The couple already had shipping containers on the farm and worked throughout the pandemic to fit them out to grow mushrooms, including figuring out how to control temperature, humidity and air flow.
"When COVID hit we had to figure that out by ourselves a little bit," Mr Cribbes said.
"We had a high level plan but the actual details of what we needed to make it all work we couldn't find anywhere.
"It was a bit of a process of trial and error and having a go at something, figuring out how that would look to then work out the next stage of the process.
"A lot of the fitout we had to get custom stuff built by a friend of ours. We had to be resourceful."
Mushrooms are commonly grown in large plastic bags, but Mr Cribbes and Ms Nelles are using plastic buckets as a long-term reusable option.

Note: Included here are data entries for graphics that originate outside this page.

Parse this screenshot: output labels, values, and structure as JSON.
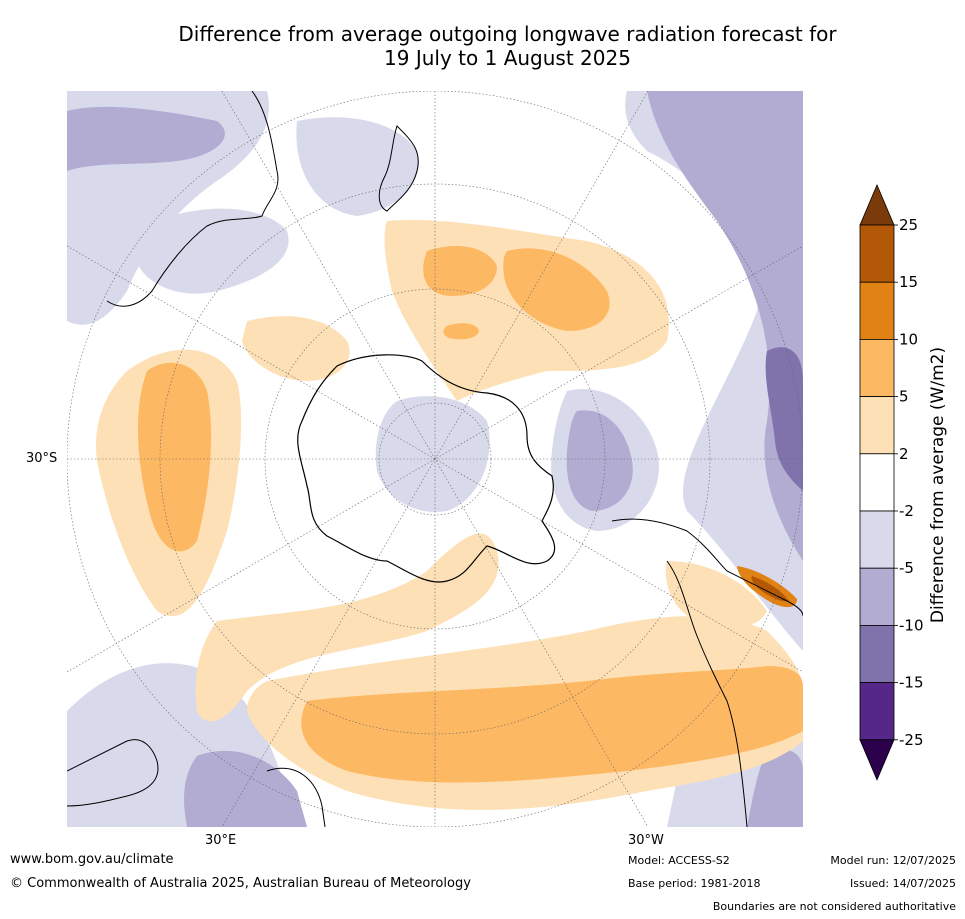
{
  "title": {
    "line1": "Difference from average outgoing longwave radiation forecast for",
    "line2": "19 July to 1 August 2025"
  },
  "map": {
    "projection": "south-polar-stereographic",
    "lat_label": "30°S",
    "lon_labels": [
      "30°E",
      "30°W"
    ]
  },
  "colorbar": {
    "label": "Difference from average (W/m2)",
    "ticks": [
      "25",
      "15",
      "10",
      "5",
      "2",
      "-2",
      "-5",
      "-10",
      "-15",
      "-25"
    ],
    "colors": [
      "#7a3a0a",
      "#b35806",
      "#e08214",
      "#fdb863",
      "#fee0b6",
      "#ffffff",
      "#d8daeb",
      "#b2abd2",
      "#8073ac",
      "#542788",
      "#2d004b"
    ]
  },
  "footer": {
    "website": "www.bom.gov.au/climate",
    "copyright": "© Commonwealth of Australia 2025, Australian Bureau of Meteorology",
    "model": "Model: ACCESS-S2",
    "base_period": "Base period: 1981-2018",
    "model_run": "Model run: 12/07/2025",
    "issued": "Issued: 14/07/2025",
    "disclaimer": "Boundaries are not considered authoritative"
  }
}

They started growing oyster mushrooms using the bucket method in December and are now selling them at supermarkets in Buninyong and Creswick, Wilsons Fruit and Vegetables and the Gordon Farmgate Shop.
Mr Cribbes approached Buninyong hospitality businesses Maggie and Kate and Red Door Pizzeria in January and began collecting their coffee scraps for growing mushrooms and food waste for the worm farm.
He is creating a worm tea and has started selling it at Avalon Nursery.
"Food waste creates methane which is almost 30 times more harmful for global warming than carbon dioxide," he said.
"When food goes into landfill it breaks down in a very unfriendly way. This is a circular economy."